Pro-Rail Group spends another $200k on Mayoral Race

Ben Cayetano (center) Ben Cayetano (center)
Kirk Caldwell (with hands raised) Kirk Caldwell (with hands raised)
John White John White

The biggest political spender in the Honolulu mayoral race is not a candidate but is a pro-rail group that's flooding the airwaves with negative ads.

Hawaii New Now has learned that the Pacific Resource Partnership has spent nearly $200,000 during the final two weeks leading to the August primary.

That's on top of a record $1 million that PRP has already spent on the race.

Nearly all of those ads were critical of mayoral candidate Ben Cayetano, who wants to dismantle the rail system.  And some political experts believe that PRP will continue to spend big on the race given the stakes involved.

"We knew there was a lot of money is being spent on this so this is not a surprise," said John Hart, communications professor at Hawaii Pacific University.

According to state Campaign Spending Commission records, PRP has outspent both candidates in the Honolulu mayoral race.Cayetano has raised $995,000 for the entire race while candidate Kirk Caldwell has taken in about $942,000.
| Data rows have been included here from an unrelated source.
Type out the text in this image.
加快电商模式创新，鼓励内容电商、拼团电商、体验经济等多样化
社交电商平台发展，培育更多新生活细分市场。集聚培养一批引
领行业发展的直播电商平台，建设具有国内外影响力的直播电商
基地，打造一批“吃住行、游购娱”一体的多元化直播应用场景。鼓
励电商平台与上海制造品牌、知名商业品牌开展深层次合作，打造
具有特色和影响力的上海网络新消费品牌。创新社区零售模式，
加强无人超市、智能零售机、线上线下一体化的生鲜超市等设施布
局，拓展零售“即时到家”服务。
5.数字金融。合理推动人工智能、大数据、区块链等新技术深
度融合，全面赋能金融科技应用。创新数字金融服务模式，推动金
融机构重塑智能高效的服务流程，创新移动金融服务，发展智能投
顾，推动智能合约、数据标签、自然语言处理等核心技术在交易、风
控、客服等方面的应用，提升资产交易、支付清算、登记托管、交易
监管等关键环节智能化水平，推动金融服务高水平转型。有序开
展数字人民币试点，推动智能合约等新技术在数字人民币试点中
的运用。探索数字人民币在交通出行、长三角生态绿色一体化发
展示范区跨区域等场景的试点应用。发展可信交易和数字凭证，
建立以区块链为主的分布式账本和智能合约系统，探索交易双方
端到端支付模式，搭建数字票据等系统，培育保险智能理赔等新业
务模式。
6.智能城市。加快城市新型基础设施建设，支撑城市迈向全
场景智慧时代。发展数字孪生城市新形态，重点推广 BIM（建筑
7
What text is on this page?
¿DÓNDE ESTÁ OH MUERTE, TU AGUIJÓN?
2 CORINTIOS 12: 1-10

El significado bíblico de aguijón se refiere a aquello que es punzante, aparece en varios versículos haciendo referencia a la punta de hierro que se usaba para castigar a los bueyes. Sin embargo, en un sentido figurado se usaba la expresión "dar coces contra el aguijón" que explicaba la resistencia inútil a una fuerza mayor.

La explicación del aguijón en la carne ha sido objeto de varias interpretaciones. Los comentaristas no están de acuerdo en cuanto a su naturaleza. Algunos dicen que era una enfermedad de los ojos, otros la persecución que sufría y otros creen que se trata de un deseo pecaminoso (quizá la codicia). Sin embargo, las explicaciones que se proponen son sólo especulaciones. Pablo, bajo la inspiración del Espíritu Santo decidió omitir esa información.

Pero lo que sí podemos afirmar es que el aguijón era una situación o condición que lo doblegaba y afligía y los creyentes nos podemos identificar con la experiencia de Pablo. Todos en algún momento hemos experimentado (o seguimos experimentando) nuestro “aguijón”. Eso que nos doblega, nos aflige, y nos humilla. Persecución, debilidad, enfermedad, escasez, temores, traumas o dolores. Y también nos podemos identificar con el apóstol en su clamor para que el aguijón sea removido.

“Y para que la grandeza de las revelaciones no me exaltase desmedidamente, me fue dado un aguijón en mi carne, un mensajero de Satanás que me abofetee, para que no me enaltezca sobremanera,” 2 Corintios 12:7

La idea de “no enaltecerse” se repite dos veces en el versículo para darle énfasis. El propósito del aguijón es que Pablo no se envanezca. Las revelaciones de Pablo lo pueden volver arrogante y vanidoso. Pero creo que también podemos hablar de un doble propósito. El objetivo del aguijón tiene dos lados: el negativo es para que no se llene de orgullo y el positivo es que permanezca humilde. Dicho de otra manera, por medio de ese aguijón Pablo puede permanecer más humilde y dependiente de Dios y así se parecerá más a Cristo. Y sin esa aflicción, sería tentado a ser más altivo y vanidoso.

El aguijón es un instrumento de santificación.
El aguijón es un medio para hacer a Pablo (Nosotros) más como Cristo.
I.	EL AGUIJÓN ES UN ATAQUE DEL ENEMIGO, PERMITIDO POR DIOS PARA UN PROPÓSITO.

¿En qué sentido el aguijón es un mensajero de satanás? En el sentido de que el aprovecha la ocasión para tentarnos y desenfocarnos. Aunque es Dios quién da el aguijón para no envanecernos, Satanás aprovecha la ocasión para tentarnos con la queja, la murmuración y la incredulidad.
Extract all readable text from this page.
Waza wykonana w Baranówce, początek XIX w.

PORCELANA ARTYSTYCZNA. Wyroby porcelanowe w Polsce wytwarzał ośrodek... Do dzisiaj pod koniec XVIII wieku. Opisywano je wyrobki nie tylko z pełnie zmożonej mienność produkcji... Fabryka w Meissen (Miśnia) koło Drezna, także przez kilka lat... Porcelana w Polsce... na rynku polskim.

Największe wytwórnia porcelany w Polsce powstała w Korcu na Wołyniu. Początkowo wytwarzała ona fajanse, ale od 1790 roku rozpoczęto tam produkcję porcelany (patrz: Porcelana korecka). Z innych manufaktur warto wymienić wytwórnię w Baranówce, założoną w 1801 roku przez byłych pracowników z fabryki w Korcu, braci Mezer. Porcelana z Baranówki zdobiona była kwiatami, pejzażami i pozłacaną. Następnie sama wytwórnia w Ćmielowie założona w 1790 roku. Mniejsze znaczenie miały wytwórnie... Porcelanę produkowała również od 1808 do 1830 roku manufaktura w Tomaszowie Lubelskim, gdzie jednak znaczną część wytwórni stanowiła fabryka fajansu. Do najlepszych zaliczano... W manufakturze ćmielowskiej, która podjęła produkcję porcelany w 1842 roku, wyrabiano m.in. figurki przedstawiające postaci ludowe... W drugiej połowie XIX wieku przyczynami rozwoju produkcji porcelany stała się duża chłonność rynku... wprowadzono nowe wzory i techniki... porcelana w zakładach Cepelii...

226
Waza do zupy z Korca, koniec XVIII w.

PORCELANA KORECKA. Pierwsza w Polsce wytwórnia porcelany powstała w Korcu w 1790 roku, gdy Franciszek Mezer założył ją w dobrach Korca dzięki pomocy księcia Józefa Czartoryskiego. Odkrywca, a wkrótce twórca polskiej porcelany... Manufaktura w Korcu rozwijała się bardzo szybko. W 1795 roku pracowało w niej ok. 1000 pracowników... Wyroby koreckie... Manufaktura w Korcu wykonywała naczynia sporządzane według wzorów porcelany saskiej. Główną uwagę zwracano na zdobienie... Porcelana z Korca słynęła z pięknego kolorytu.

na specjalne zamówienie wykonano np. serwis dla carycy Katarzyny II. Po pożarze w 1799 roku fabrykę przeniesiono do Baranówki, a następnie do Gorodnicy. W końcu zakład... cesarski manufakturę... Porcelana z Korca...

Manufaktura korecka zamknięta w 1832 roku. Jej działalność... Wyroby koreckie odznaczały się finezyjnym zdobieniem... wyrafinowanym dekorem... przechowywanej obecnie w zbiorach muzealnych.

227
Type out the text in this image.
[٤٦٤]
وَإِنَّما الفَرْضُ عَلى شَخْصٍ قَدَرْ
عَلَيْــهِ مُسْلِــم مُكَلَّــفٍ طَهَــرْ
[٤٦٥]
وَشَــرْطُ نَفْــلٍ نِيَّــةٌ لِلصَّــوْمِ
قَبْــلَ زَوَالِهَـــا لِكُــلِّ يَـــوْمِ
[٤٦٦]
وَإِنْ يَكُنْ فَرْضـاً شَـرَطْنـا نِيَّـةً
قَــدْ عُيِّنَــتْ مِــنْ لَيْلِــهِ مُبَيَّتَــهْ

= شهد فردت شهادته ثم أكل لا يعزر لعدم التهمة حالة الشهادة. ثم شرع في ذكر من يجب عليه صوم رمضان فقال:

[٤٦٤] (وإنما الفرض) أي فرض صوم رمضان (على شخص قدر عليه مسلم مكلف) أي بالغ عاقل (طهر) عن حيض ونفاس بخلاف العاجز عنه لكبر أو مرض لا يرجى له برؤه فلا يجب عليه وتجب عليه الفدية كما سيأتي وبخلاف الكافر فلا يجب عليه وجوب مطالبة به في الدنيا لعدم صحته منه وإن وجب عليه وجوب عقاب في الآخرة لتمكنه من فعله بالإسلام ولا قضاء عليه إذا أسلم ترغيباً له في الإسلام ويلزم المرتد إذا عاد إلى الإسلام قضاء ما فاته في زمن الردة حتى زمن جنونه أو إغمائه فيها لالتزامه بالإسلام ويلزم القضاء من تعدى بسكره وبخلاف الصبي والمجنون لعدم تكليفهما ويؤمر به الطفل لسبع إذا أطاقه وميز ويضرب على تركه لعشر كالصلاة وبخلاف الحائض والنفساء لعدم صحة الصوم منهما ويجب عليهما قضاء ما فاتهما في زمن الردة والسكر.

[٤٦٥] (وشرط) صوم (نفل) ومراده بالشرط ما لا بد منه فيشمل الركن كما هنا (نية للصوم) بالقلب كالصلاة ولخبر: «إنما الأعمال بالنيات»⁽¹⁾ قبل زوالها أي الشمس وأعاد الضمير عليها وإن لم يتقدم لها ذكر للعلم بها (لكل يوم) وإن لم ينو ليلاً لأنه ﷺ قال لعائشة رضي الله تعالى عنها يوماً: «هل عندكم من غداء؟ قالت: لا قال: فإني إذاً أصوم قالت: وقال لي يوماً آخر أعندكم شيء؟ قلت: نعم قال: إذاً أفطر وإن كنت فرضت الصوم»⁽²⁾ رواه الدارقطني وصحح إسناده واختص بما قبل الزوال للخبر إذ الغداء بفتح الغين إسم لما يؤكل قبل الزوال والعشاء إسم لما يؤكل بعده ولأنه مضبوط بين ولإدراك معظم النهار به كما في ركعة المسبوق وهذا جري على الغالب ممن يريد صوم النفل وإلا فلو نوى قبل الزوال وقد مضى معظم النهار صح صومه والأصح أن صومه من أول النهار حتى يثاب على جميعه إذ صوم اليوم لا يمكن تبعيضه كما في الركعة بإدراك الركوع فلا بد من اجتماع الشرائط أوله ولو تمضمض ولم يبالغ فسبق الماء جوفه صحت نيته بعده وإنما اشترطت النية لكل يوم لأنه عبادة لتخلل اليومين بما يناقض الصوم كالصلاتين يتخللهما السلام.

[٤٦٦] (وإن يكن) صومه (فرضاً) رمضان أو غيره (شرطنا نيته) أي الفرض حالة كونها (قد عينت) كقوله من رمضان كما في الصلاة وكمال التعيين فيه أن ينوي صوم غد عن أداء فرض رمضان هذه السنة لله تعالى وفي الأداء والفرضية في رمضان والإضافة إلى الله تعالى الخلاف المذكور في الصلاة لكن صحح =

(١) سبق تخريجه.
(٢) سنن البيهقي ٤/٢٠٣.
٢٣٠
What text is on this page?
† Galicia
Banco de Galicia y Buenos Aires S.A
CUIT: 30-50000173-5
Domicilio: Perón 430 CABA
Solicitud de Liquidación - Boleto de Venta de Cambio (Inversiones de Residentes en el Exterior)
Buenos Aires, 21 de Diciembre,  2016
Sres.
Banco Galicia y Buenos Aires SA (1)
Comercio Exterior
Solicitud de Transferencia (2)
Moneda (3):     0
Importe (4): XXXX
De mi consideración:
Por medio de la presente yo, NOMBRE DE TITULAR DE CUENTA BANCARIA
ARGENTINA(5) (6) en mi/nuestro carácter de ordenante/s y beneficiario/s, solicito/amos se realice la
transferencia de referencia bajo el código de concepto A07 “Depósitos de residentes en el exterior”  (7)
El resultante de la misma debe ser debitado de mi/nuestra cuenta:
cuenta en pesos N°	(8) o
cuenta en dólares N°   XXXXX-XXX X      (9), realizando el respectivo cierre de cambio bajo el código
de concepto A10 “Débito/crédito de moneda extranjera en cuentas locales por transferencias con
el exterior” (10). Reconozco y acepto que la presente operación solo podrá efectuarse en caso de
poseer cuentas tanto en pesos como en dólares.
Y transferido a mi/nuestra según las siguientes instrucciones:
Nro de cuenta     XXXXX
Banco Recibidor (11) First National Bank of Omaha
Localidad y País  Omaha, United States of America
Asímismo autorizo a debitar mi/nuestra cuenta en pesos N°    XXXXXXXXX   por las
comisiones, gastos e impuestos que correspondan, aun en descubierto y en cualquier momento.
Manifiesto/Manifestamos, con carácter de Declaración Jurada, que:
Cayetano believes PRP's ads are backfiring.

"It's all about negative campaigning. I expect them to spend more in the general," Cayetano said.

John White, PRP's executive director, says ads were a big reason Cayetano was unable to win the election outright in the primary. He believes the ads provide voters with an accurate picture of Cayetano's record as governor.

"The Honolulu mayor's race represents a pivotal moment for our city," White said in an email.

"We have the stark choices: Either invest in our city and build a better future or go backwards with no real solutions to address the challenges of a growing city."

In the Aug. 11 primary, Cayetano received 45 percent of the vote ... or less than the 50 percent plus one needed ... forcing a runoff with Caldwell during the November general election.

Caldwell, meanwhile, believes he's closing the distance.

"I still feel the momentum," he said.

"I do feel the gap is going to be narrower and I think it's going to be a close election."

The mayoral election on Big Island is also heading for a runoff. But the money race there is anything but close.

State Campaign Spending Commission filings show that incumbent Billy Kenoi has raised $487,000 this election cycle. Kim, the former mayor who entered the race late, has raised about $9,000 as of the Aug. 11th primary.
     
Kenoi got about 35,000 more votes than Kim in the primary but it wasn't enough to avoid a November run off.